Editing · querying · Writing

All About Revise and Resubmits (R&Rs)

I’ve noticed a few authors on Twitter wondering if agents actually have any interest in a submission if they send an R&R. The short answer to that? YES. Now lets get into the long answer and all the information about R&Rs. I’ve been known to give a few out, but they are usually rare. I’m going to explain why I personally give an R&R, what it means for the author, and what it means for the agent, including why some agents don’t bother with them.

Why do I give an R&R? Usually because I love a concept, can see what the book could potentially be, but feel in it’s current form it still needs too much work. If the writing is good on a technical level and the story itself needs some work, I’ll consider an R&R, but only if I’m in love with the concept. The R&R lets me test the author’s ability to revise. If they just haven’t gotten the right feedback yet, getting some guidance might be all they need. But if they can’t quite make the revisions work, I know the project isn’t for me. Taking on a project that needs a lot of work can be a bit too much of a risk, especially if its a debut author and I have no idea about their ability to edit and revise. The R&R gets rid of that risk.

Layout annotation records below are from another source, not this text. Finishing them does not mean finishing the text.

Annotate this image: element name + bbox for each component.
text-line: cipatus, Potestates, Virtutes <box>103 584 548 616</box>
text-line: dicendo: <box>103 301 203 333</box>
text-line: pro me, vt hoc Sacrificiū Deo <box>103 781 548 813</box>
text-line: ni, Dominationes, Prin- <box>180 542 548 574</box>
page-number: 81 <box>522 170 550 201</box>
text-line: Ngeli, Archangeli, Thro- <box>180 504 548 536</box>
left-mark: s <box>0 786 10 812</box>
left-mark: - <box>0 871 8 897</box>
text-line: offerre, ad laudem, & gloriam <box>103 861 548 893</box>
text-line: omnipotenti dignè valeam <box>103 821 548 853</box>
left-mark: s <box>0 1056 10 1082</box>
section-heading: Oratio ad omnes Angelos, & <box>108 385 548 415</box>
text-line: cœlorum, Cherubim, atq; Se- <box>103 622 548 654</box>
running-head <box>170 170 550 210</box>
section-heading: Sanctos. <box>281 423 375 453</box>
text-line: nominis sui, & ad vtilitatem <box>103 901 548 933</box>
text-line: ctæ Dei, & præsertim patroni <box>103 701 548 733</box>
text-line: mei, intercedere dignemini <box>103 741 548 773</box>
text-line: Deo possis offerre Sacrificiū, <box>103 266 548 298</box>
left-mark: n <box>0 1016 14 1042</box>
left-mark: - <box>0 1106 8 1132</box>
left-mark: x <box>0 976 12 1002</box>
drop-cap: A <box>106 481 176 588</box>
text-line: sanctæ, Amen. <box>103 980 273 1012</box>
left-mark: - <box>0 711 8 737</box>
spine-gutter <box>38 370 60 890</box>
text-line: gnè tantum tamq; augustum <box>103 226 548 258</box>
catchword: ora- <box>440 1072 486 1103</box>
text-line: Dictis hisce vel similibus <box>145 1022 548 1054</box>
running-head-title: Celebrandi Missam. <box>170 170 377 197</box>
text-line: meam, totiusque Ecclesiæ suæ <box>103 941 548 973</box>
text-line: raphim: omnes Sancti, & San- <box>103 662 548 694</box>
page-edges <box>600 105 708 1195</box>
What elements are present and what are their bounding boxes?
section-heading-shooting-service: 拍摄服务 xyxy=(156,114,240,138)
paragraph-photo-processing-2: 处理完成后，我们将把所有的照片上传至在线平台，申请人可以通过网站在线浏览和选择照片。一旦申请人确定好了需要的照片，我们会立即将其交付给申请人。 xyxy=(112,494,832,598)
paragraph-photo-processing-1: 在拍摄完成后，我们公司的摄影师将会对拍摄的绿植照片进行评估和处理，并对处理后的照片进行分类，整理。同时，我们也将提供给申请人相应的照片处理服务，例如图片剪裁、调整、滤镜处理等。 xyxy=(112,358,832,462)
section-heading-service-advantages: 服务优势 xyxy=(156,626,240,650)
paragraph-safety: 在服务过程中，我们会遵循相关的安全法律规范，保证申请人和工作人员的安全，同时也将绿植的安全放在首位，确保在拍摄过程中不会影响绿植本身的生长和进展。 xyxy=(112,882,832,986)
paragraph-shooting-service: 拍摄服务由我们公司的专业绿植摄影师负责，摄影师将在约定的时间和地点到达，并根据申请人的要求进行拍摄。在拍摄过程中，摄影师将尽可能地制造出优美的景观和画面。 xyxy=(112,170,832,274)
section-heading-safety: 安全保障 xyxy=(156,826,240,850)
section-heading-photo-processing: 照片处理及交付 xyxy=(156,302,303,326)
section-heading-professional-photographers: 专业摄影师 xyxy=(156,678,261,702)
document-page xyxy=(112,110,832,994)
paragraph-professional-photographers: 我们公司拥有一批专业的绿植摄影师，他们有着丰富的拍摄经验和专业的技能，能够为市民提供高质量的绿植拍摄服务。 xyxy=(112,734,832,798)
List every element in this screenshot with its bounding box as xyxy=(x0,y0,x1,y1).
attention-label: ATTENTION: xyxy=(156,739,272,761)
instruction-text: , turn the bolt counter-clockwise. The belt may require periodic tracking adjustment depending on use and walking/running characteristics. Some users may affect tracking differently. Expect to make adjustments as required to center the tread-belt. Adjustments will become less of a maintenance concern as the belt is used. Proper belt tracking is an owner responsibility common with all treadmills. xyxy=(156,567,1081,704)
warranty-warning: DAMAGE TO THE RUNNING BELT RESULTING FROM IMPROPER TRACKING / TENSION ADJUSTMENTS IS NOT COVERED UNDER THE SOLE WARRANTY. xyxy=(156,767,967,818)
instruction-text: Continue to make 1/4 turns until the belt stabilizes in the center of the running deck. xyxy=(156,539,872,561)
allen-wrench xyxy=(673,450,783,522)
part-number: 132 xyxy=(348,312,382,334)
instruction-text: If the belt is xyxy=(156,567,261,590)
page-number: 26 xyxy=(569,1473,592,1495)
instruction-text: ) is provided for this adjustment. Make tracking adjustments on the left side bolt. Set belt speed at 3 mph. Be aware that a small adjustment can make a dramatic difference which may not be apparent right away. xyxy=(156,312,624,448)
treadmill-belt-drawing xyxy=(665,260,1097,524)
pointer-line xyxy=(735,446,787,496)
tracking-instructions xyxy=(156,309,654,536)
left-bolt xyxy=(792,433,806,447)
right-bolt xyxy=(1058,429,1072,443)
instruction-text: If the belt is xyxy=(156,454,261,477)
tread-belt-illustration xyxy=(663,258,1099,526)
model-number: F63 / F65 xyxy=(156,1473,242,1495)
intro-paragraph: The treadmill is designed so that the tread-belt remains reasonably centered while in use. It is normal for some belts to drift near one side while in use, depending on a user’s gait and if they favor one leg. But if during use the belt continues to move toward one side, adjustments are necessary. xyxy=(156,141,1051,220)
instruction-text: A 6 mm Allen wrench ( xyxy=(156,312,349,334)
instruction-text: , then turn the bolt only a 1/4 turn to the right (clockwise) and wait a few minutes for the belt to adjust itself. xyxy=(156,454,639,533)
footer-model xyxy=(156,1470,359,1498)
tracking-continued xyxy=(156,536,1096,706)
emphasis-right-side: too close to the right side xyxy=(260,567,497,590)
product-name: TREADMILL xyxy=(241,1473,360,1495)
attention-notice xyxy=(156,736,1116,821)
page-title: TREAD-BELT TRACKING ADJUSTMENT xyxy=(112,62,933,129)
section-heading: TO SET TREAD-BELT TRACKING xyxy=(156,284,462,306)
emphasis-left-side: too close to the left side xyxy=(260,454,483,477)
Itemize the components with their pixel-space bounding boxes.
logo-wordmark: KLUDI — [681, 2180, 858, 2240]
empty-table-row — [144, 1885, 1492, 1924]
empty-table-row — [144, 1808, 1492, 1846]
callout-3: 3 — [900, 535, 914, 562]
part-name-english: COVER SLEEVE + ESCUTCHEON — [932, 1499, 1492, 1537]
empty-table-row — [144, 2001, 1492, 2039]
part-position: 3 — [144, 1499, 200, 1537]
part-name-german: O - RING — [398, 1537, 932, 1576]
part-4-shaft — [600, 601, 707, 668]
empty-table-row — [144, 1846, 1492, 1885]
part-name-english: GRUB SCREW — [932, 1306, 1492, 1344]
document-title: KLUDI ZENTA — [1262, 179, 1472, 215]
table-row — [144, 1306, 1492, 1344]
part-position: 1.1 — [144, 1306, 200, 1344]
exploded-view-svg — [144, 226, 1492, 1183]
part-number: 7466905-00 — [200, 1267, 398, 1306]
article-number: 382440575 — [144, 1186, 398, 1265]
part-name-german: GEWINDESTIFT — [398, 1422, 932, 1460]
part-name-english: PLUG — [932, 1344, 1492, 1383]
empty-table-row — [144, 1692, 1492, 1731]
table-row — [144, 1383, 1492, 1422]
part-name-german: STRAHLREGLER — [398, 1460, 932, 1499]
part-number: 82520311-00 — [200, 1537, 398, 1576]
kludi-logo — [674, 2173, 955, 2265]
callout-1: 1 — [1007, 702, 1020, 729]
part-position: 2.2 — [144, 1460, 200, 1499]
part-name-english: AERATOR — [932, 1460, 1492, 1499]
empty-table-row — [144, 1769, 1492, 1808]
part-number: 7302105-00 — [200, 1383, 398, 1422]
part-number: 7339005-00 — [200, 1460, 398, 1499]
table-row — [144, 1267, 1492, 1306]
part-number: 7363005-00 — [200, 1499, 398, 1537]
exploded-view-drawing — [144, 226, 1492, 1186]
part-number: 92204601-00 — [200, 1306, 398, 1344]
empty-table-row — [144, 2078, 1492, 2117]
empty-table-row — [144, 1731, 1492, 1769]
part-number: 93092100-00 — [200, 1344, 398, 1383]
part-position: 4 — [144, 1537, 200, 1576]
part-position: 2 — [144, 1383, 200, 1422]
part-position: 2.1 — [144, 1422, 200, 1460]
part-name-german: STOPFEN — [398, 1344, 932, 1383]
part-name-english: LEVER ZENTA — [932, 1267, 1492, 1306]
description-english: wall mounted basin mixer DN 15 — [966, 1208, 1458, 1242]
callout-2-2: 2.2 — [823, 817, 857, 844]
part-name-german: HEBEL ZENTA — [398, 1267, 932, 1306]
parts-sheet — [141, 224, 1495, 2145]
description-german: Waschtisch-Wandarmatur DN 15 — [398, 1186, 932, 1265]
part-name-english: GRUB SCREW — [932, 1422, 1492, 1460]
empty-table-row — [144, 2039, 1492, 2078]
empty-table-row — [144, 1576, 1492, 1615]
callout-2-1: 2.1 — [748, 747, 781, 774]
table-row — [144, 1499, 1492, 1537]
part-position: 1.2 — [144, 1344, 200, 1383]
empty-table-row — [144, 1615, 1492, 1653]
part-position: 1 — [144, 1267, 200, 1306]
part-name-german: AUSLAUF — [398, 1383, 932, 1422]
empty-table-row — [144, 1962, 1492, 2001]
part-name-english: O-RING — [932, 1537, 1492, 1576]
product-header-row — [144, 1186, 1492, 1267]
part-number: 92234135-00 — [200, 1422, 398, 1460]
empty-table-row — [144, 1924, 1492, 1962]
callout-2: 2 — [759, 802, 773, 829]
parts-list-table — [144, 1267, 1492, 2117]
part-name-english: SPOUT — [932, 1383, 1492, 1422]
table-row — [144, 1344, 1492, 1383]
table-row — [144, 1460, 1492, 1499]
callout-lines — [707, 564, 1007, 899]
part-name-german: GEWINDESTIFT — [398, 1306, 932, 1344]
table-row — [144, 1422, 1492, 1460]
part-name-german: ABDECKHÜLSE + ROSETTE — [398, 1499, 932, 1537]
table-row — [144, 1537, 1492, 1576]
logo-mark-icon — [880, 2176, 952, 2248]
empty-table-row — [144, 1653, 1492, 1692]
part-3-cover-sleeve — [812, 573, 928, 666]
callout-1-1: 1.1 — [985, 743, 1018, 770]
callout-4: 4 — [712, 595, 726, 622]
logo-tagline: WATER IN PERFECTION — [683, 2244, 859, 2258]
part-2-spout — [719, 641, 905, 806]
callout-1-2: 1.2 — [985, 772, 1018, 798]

If you get an R&R it means the agent is interested in seeing the project again with the revisions made. Writing up editing notes takes precious time. By giving you those notes we run the risk of never seeing the project again or worse, having the changes made and then having another agent also like the changes. This is exactly why some agents don’t bother with R&Rs. It can be frustrating to give out notes only to have another agent also like the changes and for the author to sign with them instead. Without our changes that agent may never have been interested in the first place and it blows for us to have used our time to lay the groundwork for another agent to profit off our work instead. Agents with full client lists don’t need to take that risk or simply may not have the time to give detailed feedback to a non-client. Remember, getting an R&R is also a peek into how the agent gives feedback and revision notes, something to keep in mind if you want to sign with them.

Are authors obligated to follow through with R&Rs? No. If an agent sends you notes you don’t agree with and you know you don’t share a similar vision, then don’t do the revisions. You need to be able to see eye-to-eye on your project. Imagine what it would be like to work with someone who has a different vision for your books and career than you. Plus if you don’t have the same vision, how good will your edits really be if you aren’t motivated and can’t fully see where the agent is coming from?

If you want to complete the revisions then go for it. One mistake authors make is rushing to get the revisions turned in so much so that they aren’t showing their best work. Don’t do that. You are only hurting yourself. Publishing is slow. Agents are used to the slowness of the industry. We’d rather you take your time and turn in a stellar revision than rush a subpar revision. Honestly I like having at least a month between the original and the R&R being turned in to give myself time to come back with fresh eyes when I get the revision. If I just sent notes, I may want to focus on client projects or other fulls rather than dive right into a second read through.

My suggestion if you get an R&R is to take a day or two to sit and think on it before making a decision to write the agent off or complete the revision. Some questions to ask yourself include: Are you willing to do more revisions in general? Do you like the revisions being suggested or do you feel they would hurt the vision you want for your book? Will the revisions improve your book? What do your beta readers think about the suggestions?